Tjaden wouldn’t go to the canoe. I had to do it.

This time, I got a good look at the girl. She wasn’t at all familiar. She was probably Ruthie’s age. She had on a winter coat but it was open. I had an irrational thought, about how cold she must be. I wanted to put my blanket on her. Then I remembered that she was dead.

I moved closer. In the moonlight, the blood that soaked her tan skirt looked black. There was blood all over her hands and legs. Her white blouse was clean, as was her face. I wondered what could have caused this much blood.

I walked back up and grabbed the stern of the canoe and dragged it across the ice.

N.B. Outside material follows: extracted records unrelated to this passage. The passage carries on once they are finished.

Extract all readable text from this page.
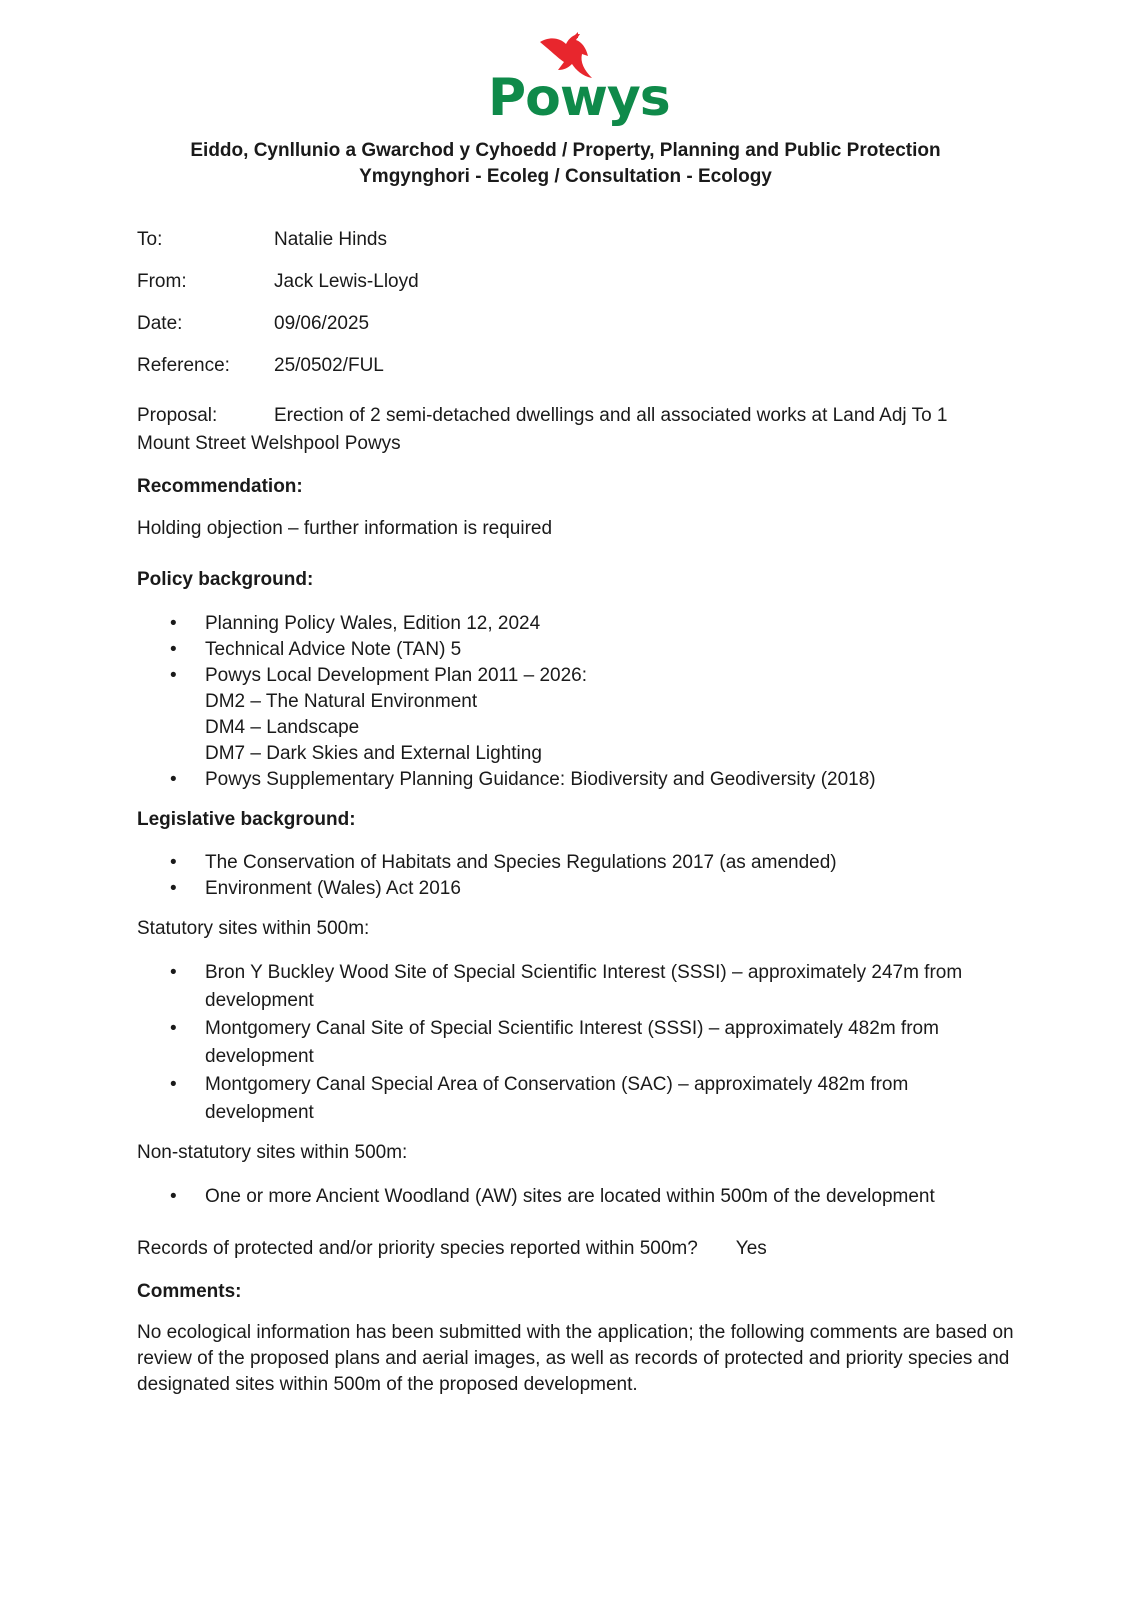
Powys
Eiddo, Cynllunio a Gwarchod y Cyhoedd / Property, Planning and Public Protection
Ymgynghori - Ecoleg / Consultation - Ecology
To:	Natalie Hinds
From:	Jack Lewis-Lloyd
Date:	09/06/2025
Reference: 25/0502/FUL
Proposal:	Erection of 2 semi-detached dwellings and all associated works at Land Adj To 1 Mount Street Welshpool Powys
Recommendation:
Holding objection – further information is required
Policy background:
• Planning Policy Wales, Edition 12, 2024
• Technical Advice Note (TAN) 5
• Powys Local Development Plan 2011 – 2026:
DM2 – The Natural Environment
DM4 – Landscape
DM7 – Dark Skies and External Lighting
• Powys Supplementary Planning Guidance: Biodiversity and Geodiversity (2018)
Legislative background:
• The Conservation of Habitats and Species Regulations 2017 (as amended)
• Environment (Wales) Act 2016
Statutory sites within 500m:
• Bron Y Buckley Wood Site of Special Scientific Interest (SSSI) – approximately 247m from development
• Montgomery Canal Site of Special Scientific Interest (SSSI) – approximately 482m from development
• Montgomery Canal Special Area of Conservation (SAC) – approximately 482m from development
Non-statutory sites within 500m:
• One or more Ancient Woodland (AW) sites are located within 500m of the development
Records of protected and/or priority species reported within 500m? Yes
Comments:
No ecological information has been submitted with the application; the following comments are based on review of the proposed plans and aerial images, as well as records of protected and priority species and designated sites within 500m of the proposed development.
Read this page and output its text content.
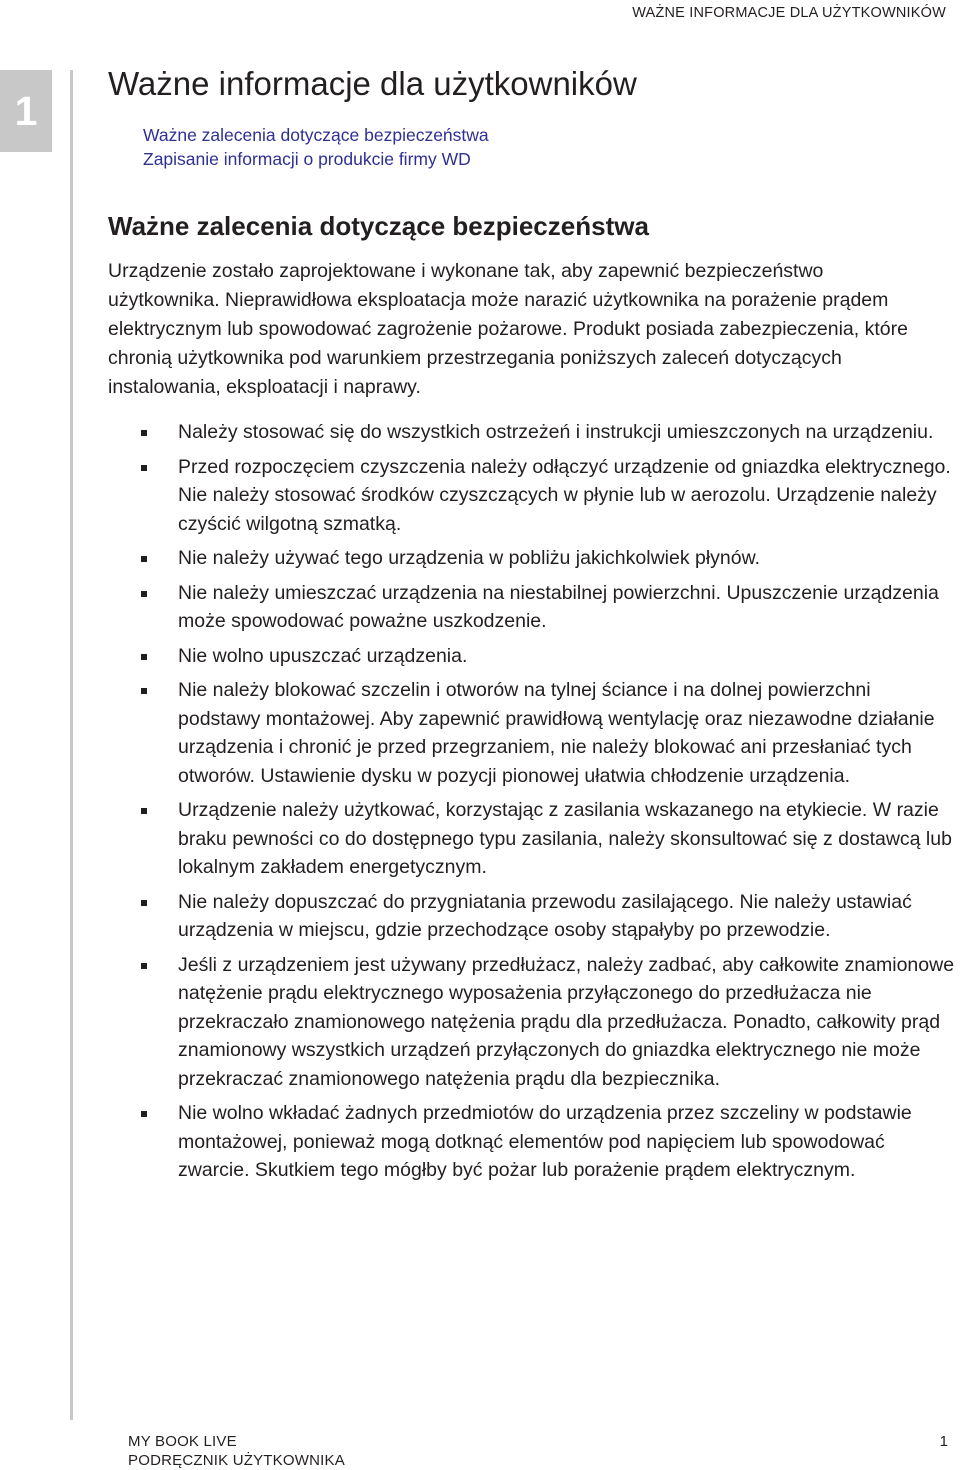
WAŻNE INFORMACJE DLA UŻYTKOWNIKÓW
1
Ważne informacje dla użytkowników
Ważne zalecenia dotyczące bezpieczeństwa
Zapisanie informacji o produkcie firmy WD
Ważne zalecenia dotyczące bezpieczeństwa

Urządzenie zostało zaprojektowane i wykonane tak, aby zapewnić bezpieczeństwo użytkownika. Nieprawidłowa eksploatacja może narazić użytkownika na porażenie prądem elektrycznym lub spowodować zagrożenie pożarowe. Produkt posiada zabezpieczenia, które chronią użytkownika pod warunkiem przestrzegania poniższych zaleceń dotyczących instalowania, eksploatacji i naprawy.

Należy stosować się do wszystkich ostrzeżeń i instrukcji umieszczonych na urządzeniu.
Przed rozpoczęciem czyszczenia należy odłączyć urządzenie od gniazdka elektrycznego. Nie należy stosować środków czyszczących w płynie lub w aerozolu. Urządzenie należy czyścić wilgotną szmatką.
Nie należy używać tego urządzenia w pobliżu jakichkolwiek płynów.
Nie należy umieszczać urządzenia na niestabilnej powierzchni. Upuszczenie urządzenia może spowodować poważne uszkodzenie.
Nie wolno upuszczać urządzenia.
Nie należy blokować szczelin i otworów na tylnej ściance i na dolnej powierzchni podstawy montażowej. Aby zapewnić prawidłową wentylację oraz niezawodne działanie urządzenia i chronić je przed przegrzaniem, nie należy blokować ani przesłaniać tych otworów. Ustawienie dysku w pozycji pionowej ułatwia chłodzenie urządzenia.
Urządzenie należy użytkować, korzystając z zasilania wskazanego na etykiecie. W razie braku pewności co do dostępnego typu zasilania, należy skonsultować się z dostawcą lub lokalnym zakładem energetycznym.
Nie należy dopuszczać do przygniatania przewodu zasilającego. Nie należy ustawiać urządzenia w miejscu, gdzie przechodzące osoby stąpałyby po przewodzie.
Jeśli z urządzeniem jest używany przedłużacz, należy zadbać, aby całkowite znamionowe natężenie prądu elektrycznego wyposażenia przyłączonego do przedłużacza nie przekraczało znamionowego natężenia prądu dla przedłużacza. Ponadto, całkowity prąd znamionowy wszystkich urządzeń przyłączonych do gniazdka elektrycznego nie może przekraczać znamionowego natężenia prądu dla bezpiecznika.
Nie wolno wkładać żadnych przedmiotów do urządzenia przez szczeliny w podstawie montażowej, ponieważ mogą dotknąć elementów pod napięciem lub spowodować zwarcie. Skutkiem tego mógłby być pożar lub porażenie prądem elektrycznym.
MY BOOK LIVE
PODRĘCZNIK UŻYTKOWNIKA
1
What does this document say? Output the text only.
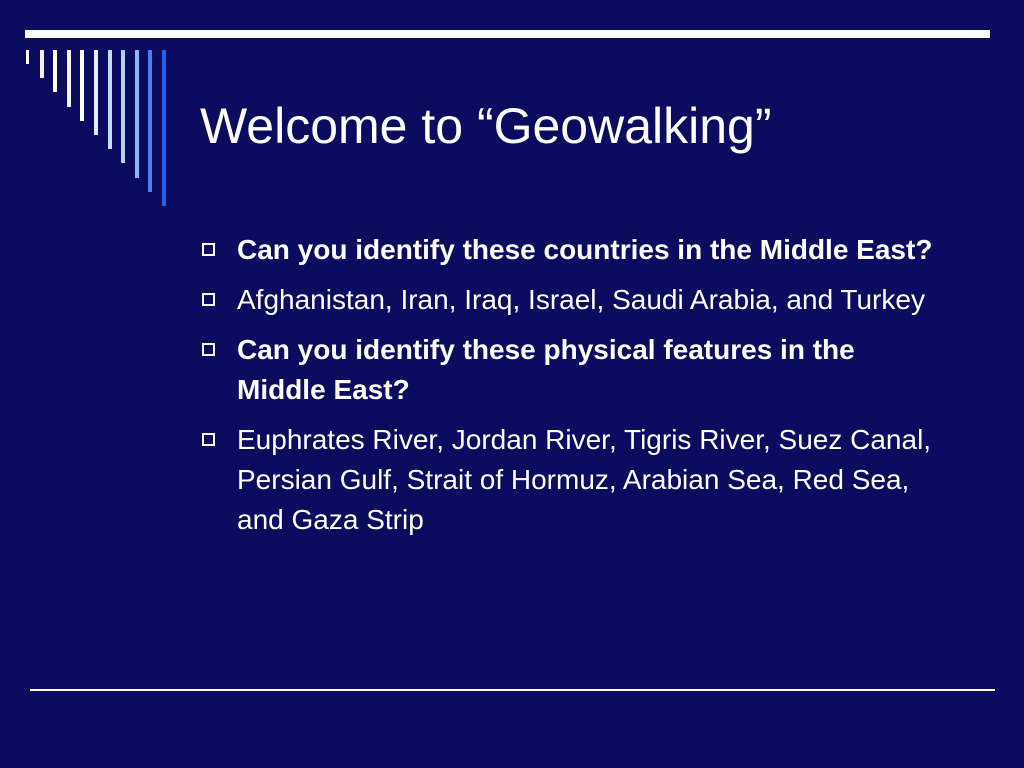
Welcome to “Geowalking”
Can you identify these countries in the Middle East?
Afghanistan, Iran, Iraq, Israel, Saudi Arabia, and Turkey
Can you identify these physical features in the Middle East?
Euphrates River, Jordan River, Tigris River, Suez Canal, Persian Gulf, Strait of Hormuz, Arabian Sea, Red Sea, and Gaza Strip
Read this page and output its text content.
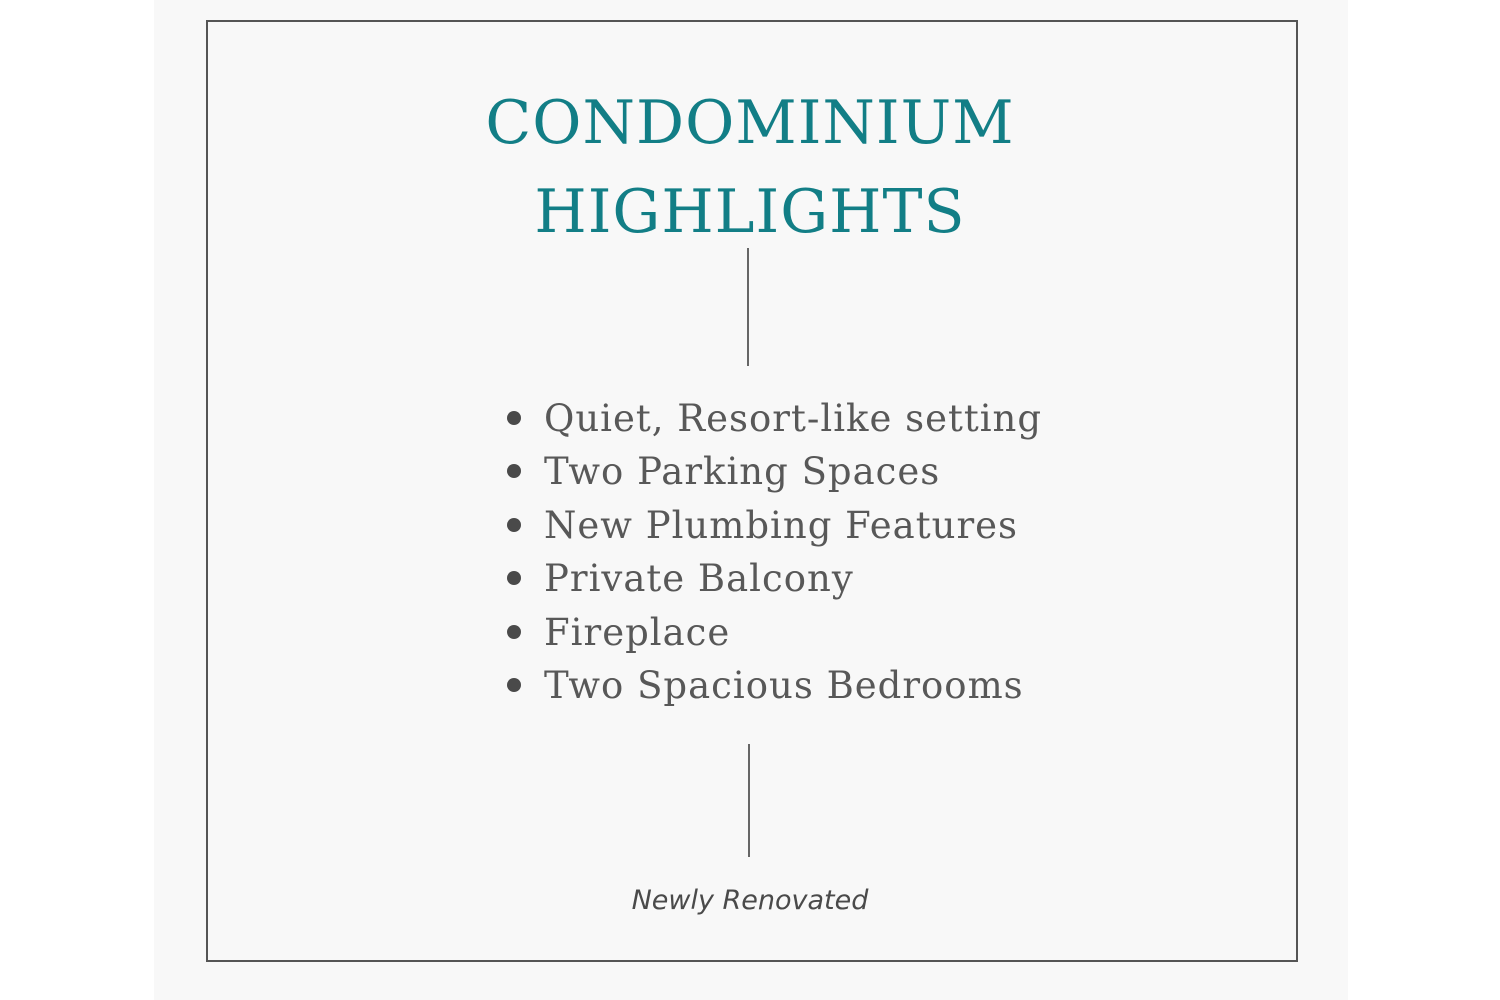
CONDOMINIUM
HIGHLIGHTS
Quiet, Resort-like setting
Two Parking Spaces
New Plumbing Features
Private Balcony
Fireplace
Two Spacious Bedrooms
Newly Renovated
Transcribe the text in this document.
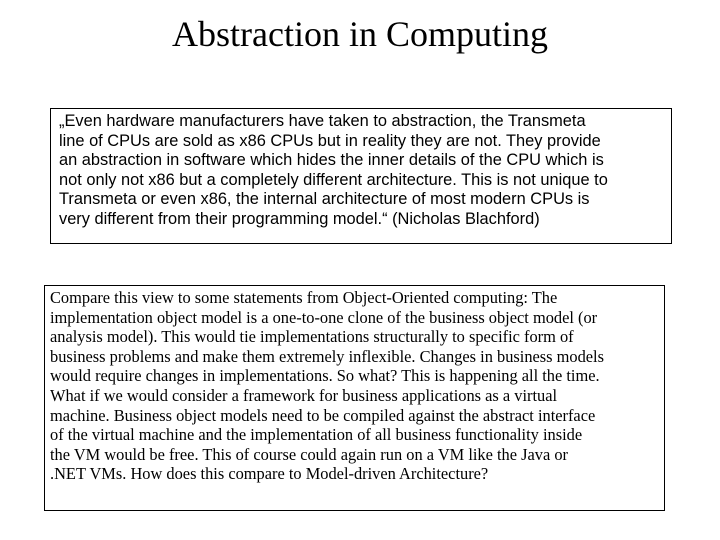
Abstraction in Computing

„Even hardware manufacturers have taken to abstraction, the Transmeta

line of CPUs are sold as x86 CPUs but in reality they are not. They provide

an abstraction in software which hides the inner details of the CPU which is

not only not x86 but a completely different architecture. This is not unique to

Transmeta or even x86, the internal architecture of most modern CPUs is

very different from their programming model.“ (Nicholas Blachford)

Compare this view to some statements from Object-Oriented computing: The

implementation object model is a one-to-one clone of the business object model (or

analysis model). This would tie implementations structurally to specific form of

business problems and make them extremely inflexible. Changes in business models

would require changes in implementations. So what? This is happening all the time.

What if we would consider a framework for business applications as a virtual

machine. Business object models need to be compiled against the abstract interface

of the virtual machine and the implementation of all business functionality inside

the VM would be free. This of course could again run on a VM like the Java or

.NET VMs. How does this compare to Model-driven Architecture?
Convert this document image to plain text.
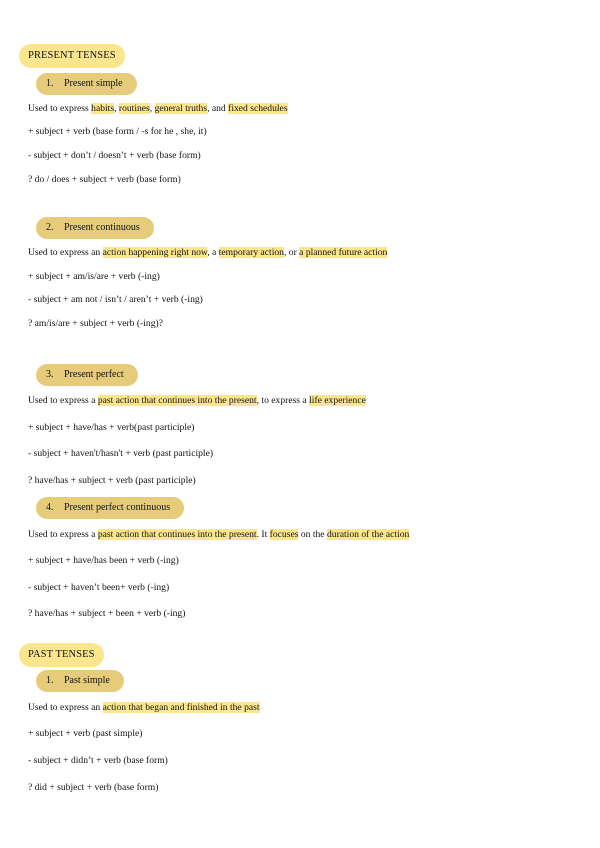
PRESENT TENSES
1. Present simple
Used to express habits, routines, general truths, and fixed schedules
+ subject + verb (base form / -s for he , she, it)
- subject + don’t / doesn’t + verb (base form)
? do / does + subject + verb (base form)
2. Present continuous
Used to express an action happening right now, a temporary action, or a planned future action
+ subject + am/is/are + verb (-ing)
- subject + am not / isn’t / aren’t + verb (-ing)
? am/is/are + subject + verb (-ing)?
3. Present perfect
Used to express a past action that continues into the present, to express a life experience
+ subject + have/has + verb(past participle)
- subject + haven't/hasn't + verb (past participle)
? have/has + subject + verb (past participle)
4. Present perfect continuous
Used to express a past action that continues into the present. It focuses on the duration of the action
+ subject + have/has been + verb (-ing)
- subject + haven’t been+ verb (-ing)
? have/has + subject + been + verb (-ing)
PAST TENSES
1. Past simple
Used to express an action that began and finished in the past
+ subject + verb (past simple)
- subject + didn’t + verb (base form)
? did + subject + verb (base form)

I pulled it up on the snowy shore.

“God Almighty,” Tjaden said. “Look at that blood.”

I didn’t say anything.

“What the hell happened?”

“I don’t know.”

“You see any bullet holes or cuts or anything?”

“Nope.”

“Me either,” he said.

Then he got pious on me. “The way girls run around today, just like our pastor says, you dress like a whore, people are just naturally going to think you are a whore.”

“She isn’t dressed like a whore.”

“If she’d stayed home and done her schoolwork at night, she wouldn’t be in this canoe right now.”

“What if she died during the day?”

He shook his head. “She didn’t die during the day.”

“How do you know?”

“I can just tell is all.”

Who needs scientific detection when you’ve got Tjaden around?

I heard voices.

To my right, coming down the hill from the gravel road that fronted this section of timber, I could see more flashlights bobbing in the gloom.

“Looks like Cliff,” Tjaden said.

“Thank God,” I said. “We’re all saved.”

“He’s a lot better lawman than you give him credit for, McCain.”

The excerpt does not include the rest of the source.